I agree with simmikie.

I’m not computer savvy, as you might have figured (and that guy is, supposedly), but here goes my rant lol:

“1. No sandbox product is foolproof. I’ve yet to meet one that could not be easily circumvented.”
No product is foolproof. And how did he easily passed it?

“Most sandbox protection products only protect against a dozen or so file and registry locations.”
from sandboxIE: “the key component of Sandboxie: a transient storage area, or sandbox. Data flows in both directions between programs and the sandbox. During read operations, data may flow from the hard disk into the sandbox. But data never flows back from the sandbox into the hard disk.”

“All OS virtual machine products, which might be able to protect all vulnerable locations, can be detected by the bad guys and be circumvented.”
So far i’ve heard of malware refusing to run in a VM when detected. As for circumvention, care to say how?

“2. Most virtual protection products don’t respond well to encoded attacks. Encoding is a popular malicious method for bypassing the initial inbound checks of a security product. Hackers and malware writers often encode malicious HTML commands into hexadecimal, double-byte, dotted decimal notation, or Unicode, instead of the ASCII text we, and protection products, expect. In many cases, the end result is that slight modifications to malicious commands are not detected or prevented.”
Isn’t the key to virtualization no write capabilities??

“3. Many sandbox products cover only a small subset of user applications.”
so we’re talking about the concept, or now we’re talking about it’s development stage? It’s like saying the firewall doesn’t protect from malware coming from the browser.

“4. All sandbox products prevent some small percentage of legitimate applications from installing or running.”
Well do you want security or what? If the product doesn’t make it that easy, and it’s a trusted download, just don’t run it sandboxed. It’s not ideal, but what is?
“At the other end of the spectrum, some sandbox products are so secure that they don’t provide enough flexibility”

“Many, if not most, of these products contain their own vulnerabilities – buffer overflows, bugs that crash the system, hard-coded passwords, and so on. You end up trading one set of bugs for another. Although the program’s buffer overflow vulnerability is less likely to be exploited than IE’s, of course.”
Again garbagge. Buffer overflows, yes, it seems the biggest threat i’ve heard, but few products cover this until now. Care to code it for us?
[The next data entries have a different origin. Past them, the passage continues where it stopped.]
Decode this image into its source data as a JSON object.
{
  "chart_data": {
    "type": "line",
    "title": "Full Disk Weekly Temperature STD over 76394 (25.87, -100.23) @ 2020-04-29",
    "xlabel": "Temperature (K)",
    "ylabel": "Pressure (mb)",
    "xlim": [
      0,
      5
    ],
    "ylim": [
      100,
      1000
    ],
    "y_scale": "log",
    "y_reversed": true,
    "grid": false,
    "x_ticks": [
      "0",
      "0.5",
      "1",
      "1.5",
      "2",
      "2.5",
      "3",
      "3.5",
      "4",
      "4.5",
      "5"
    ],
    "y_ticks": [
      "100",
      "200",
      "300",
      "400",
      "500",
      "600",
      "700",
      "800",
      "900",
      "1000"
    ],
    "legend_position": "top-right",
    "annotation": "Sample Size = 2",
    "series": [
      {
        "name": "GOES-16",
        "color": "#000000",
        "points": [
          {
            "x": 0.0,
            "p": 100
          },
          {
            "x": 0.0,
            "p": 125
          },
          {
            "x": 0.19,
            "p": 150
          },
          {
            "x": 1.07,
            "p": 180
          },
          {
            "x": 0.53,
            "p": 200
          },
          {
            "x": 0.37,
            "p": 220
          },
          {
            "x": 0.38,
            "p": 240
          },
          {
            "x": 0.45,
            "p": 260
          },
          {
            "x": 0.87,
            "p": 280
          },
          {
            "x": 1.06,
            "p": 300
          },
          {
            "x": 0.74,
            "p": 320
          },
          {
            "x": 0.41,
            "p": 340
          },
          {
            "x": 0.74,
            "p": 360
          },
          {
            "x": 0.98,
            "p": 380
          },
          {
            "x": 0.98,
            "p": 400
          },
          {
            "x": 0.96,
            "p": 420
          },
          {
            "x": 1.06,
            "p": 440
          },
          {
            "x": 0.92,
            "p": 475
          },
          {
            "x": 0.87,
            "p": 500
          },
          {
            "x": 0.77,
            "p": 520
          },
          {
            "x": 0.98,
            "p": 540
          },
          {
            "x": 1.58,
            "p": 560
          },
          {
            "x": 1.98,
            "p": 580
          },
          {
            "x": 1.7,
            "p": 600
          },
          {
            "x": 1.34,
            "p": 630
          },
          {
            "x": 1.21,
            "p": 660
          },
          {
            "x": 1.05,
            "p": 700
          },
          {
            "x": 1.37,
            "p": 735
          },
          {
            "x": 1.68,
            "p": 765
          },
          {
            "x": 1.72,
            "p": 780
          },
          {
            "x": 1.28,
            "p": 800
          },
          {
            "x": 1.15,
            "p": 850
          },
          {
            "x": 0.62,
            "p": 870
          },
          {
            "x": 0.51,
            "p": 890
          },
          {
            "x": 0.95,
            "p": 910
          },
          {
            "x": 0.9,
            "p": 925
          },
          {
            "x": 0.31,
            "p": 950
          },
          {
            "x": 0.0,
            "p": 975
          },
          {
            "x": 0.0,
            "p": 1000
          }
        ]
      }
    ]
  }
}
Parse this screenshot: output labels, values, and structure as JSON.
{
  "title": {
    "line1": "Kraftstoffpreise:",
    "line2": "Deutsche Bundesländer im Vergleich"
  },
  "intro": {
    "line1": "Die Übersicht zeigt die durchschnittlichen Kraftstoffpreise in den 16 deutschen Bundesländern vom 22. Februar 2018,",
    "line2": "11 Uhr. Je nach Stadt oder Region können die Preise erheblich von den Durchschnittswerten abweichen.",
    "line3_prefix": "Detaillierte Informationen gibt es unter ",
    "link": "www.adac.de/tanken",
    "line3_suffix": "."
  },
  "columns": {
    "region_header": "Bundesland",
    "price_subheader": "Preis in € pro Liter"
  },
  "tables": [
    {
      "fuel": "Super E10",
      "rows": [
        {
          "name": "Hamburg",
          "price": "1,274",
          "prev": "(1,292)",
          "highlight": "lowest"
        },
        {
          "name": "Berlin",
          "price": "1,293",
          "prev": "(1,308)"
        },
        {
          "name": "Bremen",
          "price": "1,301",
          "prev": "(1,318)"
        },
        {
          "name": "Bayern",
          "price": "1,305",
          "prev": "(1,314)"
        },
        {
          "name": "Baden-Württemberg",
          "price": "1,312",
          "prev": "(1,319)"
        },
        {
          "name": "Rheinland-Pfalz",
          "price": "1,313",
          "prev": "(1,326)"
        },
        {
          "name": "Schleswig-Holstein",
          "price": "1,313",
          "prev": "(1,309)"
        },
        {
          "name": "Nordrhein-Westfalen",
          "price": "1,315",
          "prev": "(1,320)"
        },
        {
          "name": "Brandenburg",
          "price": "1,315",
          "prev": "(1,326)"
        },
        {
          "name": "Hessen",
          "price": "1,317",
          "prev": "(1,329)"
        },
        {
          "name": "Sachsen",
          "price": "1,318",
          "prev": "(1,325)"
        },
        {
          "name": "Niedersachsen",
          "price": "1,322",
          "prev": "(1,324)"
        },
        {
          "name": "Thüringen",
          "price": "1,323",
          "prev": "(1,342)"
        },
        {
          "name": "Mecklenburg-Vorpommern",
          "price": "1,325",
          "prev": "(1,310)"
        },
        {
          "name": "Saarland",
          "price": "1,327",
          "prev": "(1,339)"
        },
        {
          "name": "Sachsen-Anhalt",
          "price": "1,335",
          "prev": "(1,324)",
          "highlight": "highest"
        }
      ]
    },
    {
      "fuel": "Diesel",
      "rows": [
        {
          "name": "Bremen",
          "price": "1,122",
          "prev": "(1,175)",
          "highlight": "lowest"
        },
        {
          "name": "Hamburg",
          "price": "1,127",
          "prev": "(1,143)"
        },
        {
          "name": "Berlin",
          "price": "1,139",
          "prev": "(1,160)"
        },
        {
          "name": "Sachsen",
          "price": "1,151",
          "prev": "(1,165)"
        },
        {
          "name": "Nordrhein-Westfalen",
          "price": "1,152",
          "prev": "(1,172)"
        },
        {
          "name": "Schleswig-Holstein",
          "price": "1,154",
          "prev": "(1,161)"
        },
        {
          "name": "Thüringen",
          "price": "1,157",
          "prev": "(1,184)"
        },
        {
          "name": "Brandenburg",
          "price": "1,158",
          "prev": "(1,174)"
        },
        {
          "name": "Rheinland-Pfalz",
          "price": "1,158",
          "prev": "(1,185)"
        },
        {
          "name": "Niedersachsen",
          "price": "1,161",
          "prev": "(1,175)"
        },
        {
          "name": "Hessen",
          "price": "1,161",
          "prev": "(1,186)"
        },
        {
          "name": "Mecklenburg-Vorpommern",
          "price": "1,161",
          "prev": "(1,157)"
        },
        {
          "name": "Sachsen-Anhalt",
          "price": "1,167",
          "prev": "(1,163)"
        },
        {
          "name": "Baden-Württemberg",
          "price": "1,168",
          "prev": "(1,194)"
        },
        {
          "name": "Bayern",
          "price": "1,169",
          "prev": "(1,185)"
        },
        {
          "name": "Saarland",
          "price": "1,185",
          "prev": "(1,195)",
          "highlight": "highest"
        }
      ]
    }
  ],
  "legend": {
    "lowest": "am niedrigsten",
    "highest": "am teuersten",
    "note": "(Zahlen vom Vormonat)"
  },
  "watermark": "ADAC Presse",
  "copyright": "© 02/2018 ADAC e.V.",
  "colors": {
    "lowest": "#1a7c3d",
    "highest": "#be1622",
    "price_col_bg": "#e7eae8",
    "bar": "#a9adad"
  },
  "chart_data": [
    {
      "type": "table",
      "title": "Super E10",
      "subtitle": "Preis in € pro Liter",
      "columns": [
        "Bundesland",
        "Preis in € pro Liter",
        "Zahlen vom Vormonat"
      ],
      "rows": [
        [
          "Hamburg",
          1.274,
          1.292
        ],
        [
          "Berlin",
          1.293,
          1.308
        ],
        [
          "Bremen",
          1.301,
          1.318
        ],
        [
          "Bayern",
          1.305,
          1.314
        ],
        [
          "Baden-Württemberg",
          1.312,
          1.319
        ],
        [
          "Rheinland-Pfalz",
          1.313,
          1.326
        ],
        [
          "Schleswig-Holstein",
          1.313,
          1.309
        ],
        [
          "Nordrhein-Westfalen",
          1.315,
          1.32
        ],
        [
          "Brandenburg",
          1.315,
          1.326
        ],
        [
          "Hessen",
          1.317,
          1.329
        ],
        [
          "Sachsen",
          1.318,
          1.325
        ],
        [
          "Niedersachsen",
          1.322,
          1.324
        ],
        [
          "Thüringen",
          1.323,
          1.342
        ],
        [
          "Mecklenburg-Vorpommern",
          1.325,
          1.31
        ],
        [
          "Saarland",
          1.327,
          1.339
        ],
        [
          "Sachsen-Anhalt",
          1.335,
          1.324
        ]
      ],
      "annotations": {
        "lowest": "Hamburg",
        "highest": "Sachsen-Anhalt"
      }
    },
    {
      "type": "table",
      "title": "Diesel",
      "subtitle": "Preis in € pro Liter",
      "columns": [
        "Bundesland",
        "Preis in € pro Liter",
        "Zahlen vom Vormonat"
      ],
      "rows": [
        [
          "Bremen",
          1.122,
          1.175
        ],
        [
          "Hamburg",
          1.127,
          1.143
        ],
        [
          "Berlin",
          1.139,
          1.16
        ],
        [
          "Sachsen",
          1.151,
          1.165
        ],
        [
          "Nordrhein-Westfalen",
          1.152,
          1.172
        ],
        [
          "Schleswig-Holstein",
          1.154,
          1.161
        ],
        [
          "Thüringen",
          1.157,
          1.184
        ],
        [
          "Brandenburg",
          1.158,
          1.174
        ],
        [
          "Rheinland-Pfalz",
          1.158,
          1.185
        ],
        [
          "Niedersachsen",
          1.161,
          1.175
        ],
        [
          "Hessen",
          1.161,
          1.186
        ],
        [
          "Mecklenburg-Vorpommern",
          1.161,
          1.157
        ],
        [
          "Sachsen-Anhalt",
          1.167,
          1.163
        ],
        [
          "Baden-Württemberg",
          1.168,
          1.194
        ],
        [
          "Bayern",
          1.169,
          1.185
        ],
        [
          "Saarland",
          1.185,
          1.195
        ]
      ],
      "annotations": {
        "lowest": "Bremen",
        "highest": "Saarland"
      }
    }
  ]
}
“6. Most of these security add-ons do not have enterprise deployment and management tools.”

“7. Virtualization applications also complicate support and troubleshooting events. When the underlying OS or app is updated, the sandbox or virtualization product often has to be updated as well.”
welcome to the world of software…

“So, although sandbox or virtualization applications provide additional security, don’t begin to believe they are a panacea. Nothing beats a more secure application and OS.”
So what’s the product that provides that? And who said that?
“Nothing beats a more secure application and OS.”
Duh! If no vulnerabilities existed, no security is needed.

On the vulnerabilities, even if he’s right on all of them, since he doesn’t explain, this could well be regarded as worthless. The average user doesn’t care about sandboxing, so he wasn’t writing to the general public. This article should be specific, not a spooky abstract.

I must say solo, it’s good to bring these links for discussion, so well done.

But i simply think this one is too general. He doesn’t say anything specific to help us. Plus we don’t know what he’s referring to half the time (virtualisation, sandbox, or something else). He puts everything in one bag, and criticises the whole lot. Maybe the developers will understand the implications of what he says, but i sure don’t.

“worthless” was probably too strong, it’s just an article. Maybe he wrote something else more thorough. So it’s nothing personal, it’s a rant on a forum lol.